FOR those readers who are concerned, some would say incensed, by the cavalier attitude of council leader, Simon Henig, together with his cohort of Labour Party councillors at Durham County Council, the attached photograph shows the Sands car park in the centre of Durham City, adjacent to the flood prone River Wear, opposite the Radisson Blu Hotel.

The photograph shows the tree lined car park, with cars and tourist coaches in situ, before it was ‘butchered’ and the trees removed to make way for the new council HQ.

These trees were known to alleviate flooding as well as absorbing pollution from passing vehicles.
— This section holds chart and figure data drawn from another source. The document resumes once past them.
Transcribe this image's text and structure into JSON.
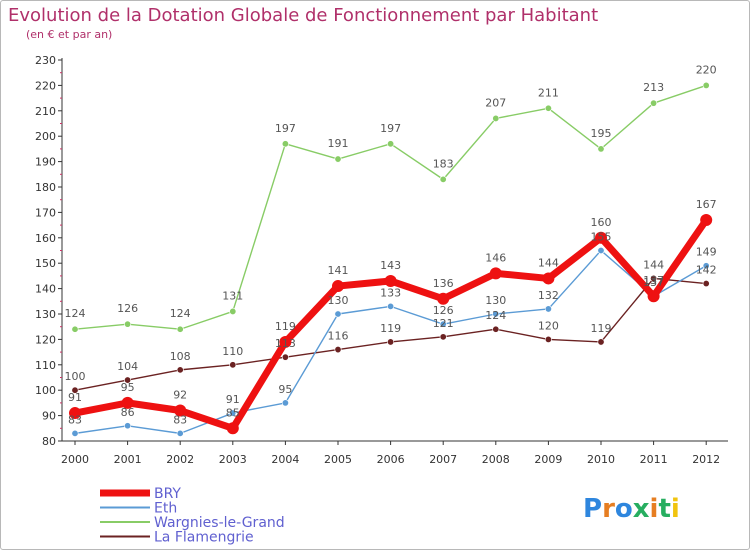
{
  "chart_data": {
    "type": "line",
    "title": "Evolution de la Dotation Globale de Fonctionnement par Habitant",
    "subtitle": "(en € et par an)",
    "x": [
      "2000",
      "2001",
      "2002",
      "2003",
      "2004",
      "2005",
      "2006",
      "2007",
      "2008",
      "2009",
      "2010",
      "2011",
      "2012"
    ],
    "ylim": [
      80,
      230
    ],
    "yticks": [
      80,
      90,
      100,
      110,
      120,
      130,
      140,
      150,
      160,
      170,
      180,
      190,
      200,
      210,
      220,
      230
    ],
    "grid": false,
    "legend_position": "bottom-left",
    "series": [
      {
        "name": "BRY",
        "color": "#ee1111",
        "values": [
          91,
          95,
          92,
          85,
          119,
          141,
          143,
          136,
          146,
          144,
          160,
          137,
          167
        ],
        "labels": [
          "91",
          "95",
          "92",
          "85",
          "119",
          "141",
          "143",
          "136",
          "146",
          "144",
          "160",
          "137",
          "167"
        ]
      },
      {
        "name": "Eth",
        "color": "#5b9bd5",
        "values": [
          83,
          86,
          83,
          91,
          95,
          130,
          133,
          126,
          130,
          132,
          155,
          137,
          149
        ],
        "labels": [
          "83",
          "86",
          "83",
          "91",
          "95",
          "130",
          "133",
          "126",
          "130",
          "132",
          "155",
          "137",
          "149"
        ]
      },
      {
        "name": "Wargnies-le-Grand",
        "color": "#88cc66",
        "values": [
          124,
          126,
          124,
          131,
          197,
          191,
          197,
          183,
          207,
          211,
          195,
          213,
          220
        ],
        "labels": [
          "124",
          "126",
          "124",
          "131",
          "197",
          "191",
          "197",
          "183",
          "207",
          "211",
          "195",
          "213",
          "220"
        ]
      },
      {
        "name": "La Flamengrie",
        "color": "#6b2222",
        "values": [
          100,
          104,
          108,
          110,
          113,
          116,
          119,
          121,
          124,
          120,
          119,
          144,
          142
        ],
        "labels": [
          "100",
          "104",
          "108",
          "110",
          "113",
          "116",
          "119",
          "121",
          "124",
          "120",
          "119",
          "144",
          "142"
        ]
      }
    ]
  },
  "logo": {
    "text": "Proxiti",
    "letter_colors": [
      "#2e86de",
      "#e67e22",
      "#2e86de",
      "#27ae60",
      "#e67e22",
      "#27ae60",
      "#f1c40f"
    ]
  }
}
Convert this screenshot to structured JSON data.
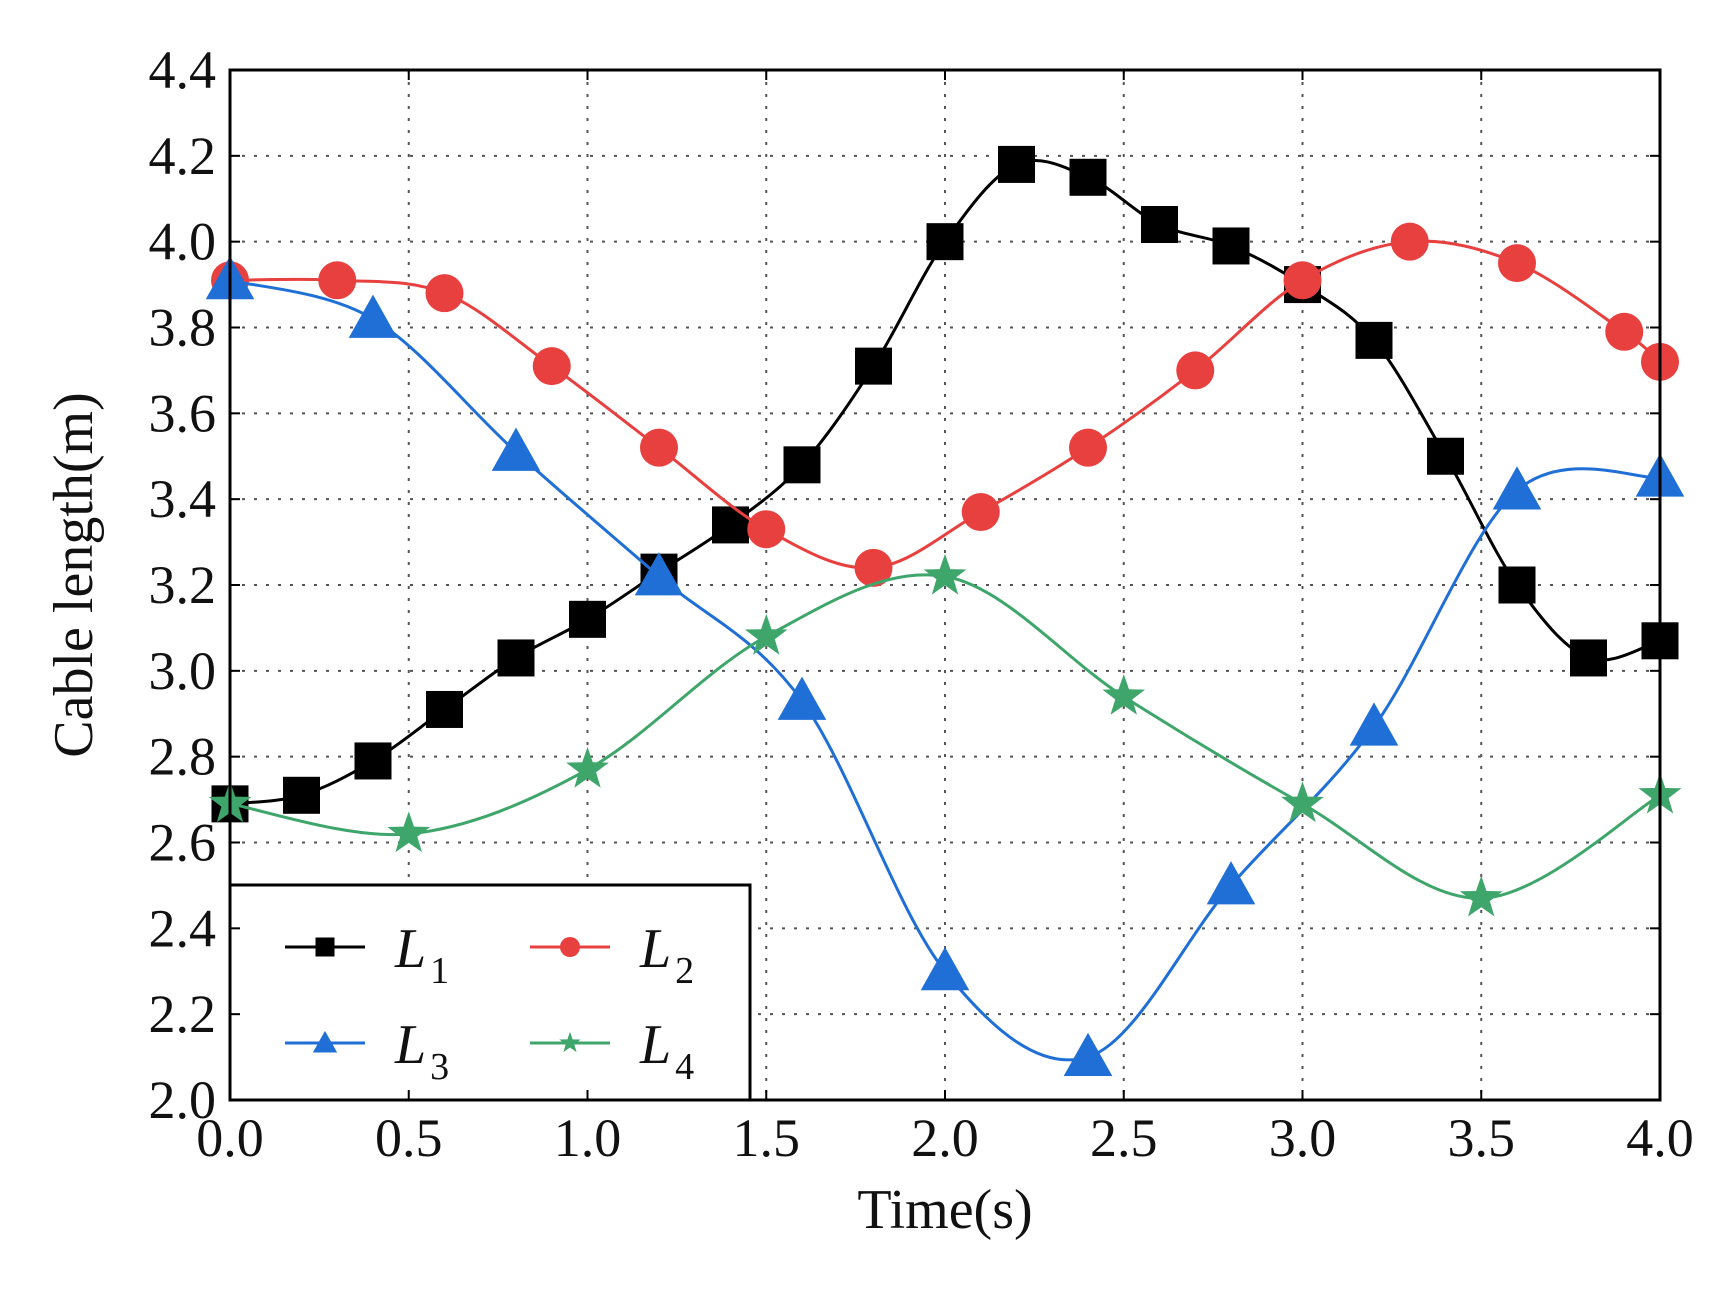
{
  "chart_data": {
    "type": "line",
    "title": "",
    "xlabel": "Time(s)",
    "ylabel": "Cable length(m)",
    "xlim": [
      0,
      4
    ],
    "ylim": [
      2,
      4.4
    ],
    "xticks": [
      "0.0",
      "0.5",
      "1.0",
      "1.5",
      "2.0",
      "2.5",
      "3.0",
      "3.5",
      "4.0"
    ],
    "yticks": [
      "2.0",
      "2.2",
      "2.4",
      "2.6",
      "2.8",
      "3.0",
      "3.2",
      "3.4",
      "3.6",
      "3.8",
      "4.0",
      "4.2",
      "4.4"
    ],
    "grid": true,
    "legend_position": "bottom-left",
    "series": [
      {
        "name": "L",
        "subscript": "1",
        "color": "#000000",
        "marker": "square",
        "x": [
          0.0,
          0.2,
          0.4,
          0.6,
          0.8,
          1.0,
          1.2,
          1.4,
          1.6,
          1.8,
          2.0,
          2.2,
          2.4,
          2.6,
          2.8,
          3.0,
          3.2,
          3.4,
          3.6,
          3.8,
          4.0
        ],
        "values": [
          2.69,
          2.71,
          2.79,
          2.91,
          3.03,
          3.12,
          3.23,
          3.34,
          3.48,
          3.71,
          4.0,
          4.18,
          4.15,
          4.04,
          3.99,
          3.9,
          3.77,
          3.5,
          3.2,
          3.03,
          3.07
        ]
      },
      {
        "name": "L",
        "subscript": "2",
        "color": "#e8403f",
        "marker": "circle",
        "x": [
          0.0,
          0.3,
          0.6,
          0.9,
          1.2,
          1.5,
          1.8,
          2.1,
          2.4,
          2.7,
          3.0,
          3.3,
          3.6,
          3.9,
          4.0
        ],
        "values": [
          3.91,
          3.91,
          3.88,
          3.71,
          3.52,
          3.33,
          3.24,
          3.37,
          3.52,
          3.7,
          3.91,
          4.0,
          3.95,
          3.79,
          3.72
        ]
      },
      {
        "name": "L",
        "subscript": "3",
        "color": "#1f6fd6",
        "marker": "triangle",
        "x": [
          0.0,
          0.4,
          0.8,
          1.2,
          1.6,
          2.0,
          2.4,
          2.8,
          3.2,
          3.6,
          4.0
        ],
        "values": [
          3.91,
          3.82,
          3.51,
          3.22,
          2.93,
          2.3,
          2.1,
          2.5,
          2.87,
          3.42,
          3.45
        ]
      },
      {
        "name": "L",
        "subscript": "4",
        "color": "#3fa66b",
        "marker": "star",
        "x": [
          0.0,
          0.5,
          1.0,
          1.5,
          2.0,
          2.5,
          3.0,
          3.5,
          4.0
        ],
        "values": [
          2.69,
          2.62,
          2.77,
          3.08,
          3.22,
          2.94,
          2.69,
          2.47,
          2.71
        ]
      }
    ]
  }
}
Reason enough to build the new council HQ at some other, more suitable location, many would agree.

However, although felling 97 mature trees at a location that is known to flood is bad enough, an early risk assessment, by the Environment Agency for Durham County Council, dated February 19, 2019, is significant.

In their report the Environment Agency were very candid and identified the danger to the public, as well as to the emergency services, should they be required to respond to a flooding event.

Additional flood coping measures were recommended, including flood proofing with barriers for ground floor doors and windows, a sub-floor void for collecting excess water and an emergency evacuation plan.

Before the building of the new council HQ on the former Sands car park goes any further, I now invite council leader, Councillor Simon Henig to arrange a public meeting to explain, in detail, the rationale of spending in excess of £50m of public money to build a new council office block, together with additional flood defences, on a flood plain, in the face of climate change, when other much more suitable building sites are readily available close to the centre of Durham City.